Towards the radio-detection of cosmic particles with the SKA

Event starts: 
Tue, 05/05/2015
Event ends: 
Thu, 07/05/2015

The huge number of antenna elements and beam forming capability proposed for the SKA offers a unique opportunity for the investigation of cosmic rays via radio wave production from cascade showers produced either in the atmosphere or in the regolith of the moon, as outlined on two recent papers Huege et al. 2014 and Bray et al. 2014.

The aim of this workshop is to further facilitate the detection of energetic cosmic particles in the atmosphere and on the Moon with the SKA, and focus research efforts to maximise the science outcomes of such experiments. This includes not only work on the SKA itself, but milestones to be achieved during the lead-up to full SKA operation. The meeting will be held at Jodrell Bank Observatory, the radio astronomy facility of The University of Manchester, on 5th-7th May 2015, in proximity to the SKA Project Design Office, and historically where some of the earliest experiments on the detection of cosmic rays using radio techniques were undertaken.

The lunar Askaryan technique has the potential to explore both the neutrino and cosmic-ray sky above 10^19 eV. Short ns-wide radio pulses are emitted by electromagnetic cascades produced by either cosmic rays or neutrinos interacting within the regolith of the moon. SKA-LOW and SKA-MID will be able to detect this emission at energies where the Pierre Auger Observatory and Telescope Array have seen the first hints of anisotropy and will dramatically increase the sensitive detection area to millions of km^2. Potentially SKA could also advance particle astronomy to the point where sources can be located directly.

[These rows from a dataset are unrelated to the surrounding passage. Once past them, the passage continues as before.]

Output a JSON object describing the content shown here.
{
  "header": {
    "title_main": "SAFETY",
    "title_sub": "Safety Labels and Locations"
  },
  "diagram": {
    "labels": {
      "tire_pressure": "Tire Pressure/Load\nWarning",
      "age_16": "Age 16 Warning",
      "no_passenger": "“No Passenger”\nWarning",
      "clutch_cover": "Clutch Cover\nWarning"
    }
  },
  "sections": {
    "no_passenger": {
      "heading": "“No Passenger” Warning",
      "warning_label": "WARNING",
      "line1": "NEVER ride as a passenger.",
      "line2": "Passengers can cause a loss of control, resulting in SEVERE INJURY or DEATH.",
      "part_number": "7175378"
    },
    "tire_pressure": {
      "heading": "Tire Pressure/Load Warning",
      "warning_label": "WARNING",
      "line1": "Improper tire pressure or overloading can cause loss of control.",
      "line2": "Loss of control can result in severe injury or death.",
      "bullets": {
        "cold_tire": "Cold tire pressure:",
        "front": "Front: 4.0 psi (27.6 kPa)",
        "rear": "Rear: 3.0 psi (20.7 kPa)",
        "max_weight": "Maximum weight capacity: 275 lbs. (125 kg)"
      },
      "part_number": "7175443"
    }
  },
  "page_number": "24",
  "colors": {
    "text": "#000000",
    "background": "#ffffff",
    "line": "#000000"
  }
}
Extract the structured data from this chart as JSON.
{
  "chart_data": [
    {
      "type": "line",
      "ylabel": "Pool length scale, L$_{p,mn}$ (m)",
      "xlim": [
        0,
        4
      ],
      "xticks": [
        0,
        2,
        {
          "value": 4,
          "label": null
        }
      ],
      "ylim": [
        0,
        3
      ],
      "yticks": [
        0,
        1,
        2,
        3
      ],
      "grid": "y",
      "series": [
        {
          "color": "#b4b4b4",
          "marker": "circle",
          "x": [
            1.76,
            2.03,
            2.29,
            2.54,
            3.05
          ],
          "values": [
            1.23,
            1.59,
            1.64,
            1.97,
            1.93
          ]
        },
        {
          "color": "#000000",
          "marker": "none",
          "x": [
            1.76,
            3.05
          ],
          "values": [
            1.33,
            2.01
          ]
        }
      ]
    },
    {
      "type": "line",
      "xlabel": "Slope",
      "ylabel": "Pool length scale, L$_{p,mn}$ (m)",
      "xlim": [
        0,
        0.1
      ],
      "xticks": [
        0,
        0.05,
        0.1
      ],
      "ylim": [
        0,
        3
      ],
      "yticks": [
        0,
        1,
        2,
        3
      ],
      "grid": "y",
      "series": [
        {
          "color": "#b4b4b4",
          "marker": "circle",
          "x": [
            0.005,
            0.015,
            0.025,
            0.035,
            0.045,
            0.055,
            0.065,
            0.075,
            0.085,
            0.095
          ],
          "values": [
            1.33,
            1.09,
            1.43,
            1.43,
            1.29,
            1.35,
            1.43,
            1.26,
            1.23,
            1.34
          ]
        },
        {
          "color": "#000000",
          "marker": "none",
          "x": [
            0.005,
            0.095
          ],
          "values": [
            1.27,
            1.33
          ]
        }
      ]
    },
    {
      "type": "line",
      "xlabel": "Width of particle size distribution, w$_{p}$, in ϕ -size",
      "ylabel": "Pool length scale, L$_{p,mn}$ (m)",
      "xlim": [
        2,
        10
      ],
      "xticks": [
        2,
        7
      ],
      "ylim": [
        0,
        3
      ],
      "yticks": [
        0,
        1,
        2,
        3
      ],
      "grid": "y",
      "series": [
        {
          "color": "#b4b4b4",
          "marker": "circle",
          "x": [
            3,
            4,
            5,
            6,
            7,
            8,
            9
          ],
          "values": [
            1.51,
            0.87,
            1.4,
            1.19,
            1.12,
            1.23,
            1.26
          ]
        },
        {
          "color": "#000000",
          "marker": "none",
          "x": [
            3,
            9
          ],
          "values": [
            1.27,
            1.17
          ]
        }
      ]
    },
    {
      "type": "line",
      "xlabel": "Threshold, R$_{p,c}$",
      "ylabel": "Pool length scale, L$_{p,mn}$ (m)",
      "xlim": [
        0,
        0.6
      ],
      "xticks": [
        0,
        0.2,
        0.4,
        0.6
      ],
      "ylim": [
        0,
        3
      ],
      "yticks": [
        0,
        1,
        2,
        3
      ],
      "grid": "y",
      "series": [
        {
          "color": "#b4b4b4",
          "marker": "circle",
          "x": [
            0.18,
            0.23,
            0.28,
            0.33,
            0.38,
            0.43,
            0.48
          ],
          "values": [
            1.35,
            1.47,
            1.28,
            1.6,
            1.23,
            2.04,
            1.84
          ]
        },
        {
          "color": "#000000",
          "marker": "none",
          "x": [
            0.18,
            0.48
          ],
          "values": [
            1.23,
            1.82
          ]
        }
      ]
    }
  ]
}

Detection of air showers induced by cosmic rays of lower energies (~10^17 eV) in the atmosphere above SKA-LOW can be used to study the transition from Galactic to extragalactic sources with unprecedented precision regarding the mass composition of the primary particles. Such measurements, complementary to those at the Pierre Auger Observatory and others, are the key to disentangling the complex interplay of different particle species in producing the structures seen in the all-particle spectrum. Furthermore, near-field interferometry of the air shower radio emission will allow the study of cross sections and other particle physics aspects at energies beyond the reach of the LHC via detailed "tomography" of the electromagnetic cascades in air showers.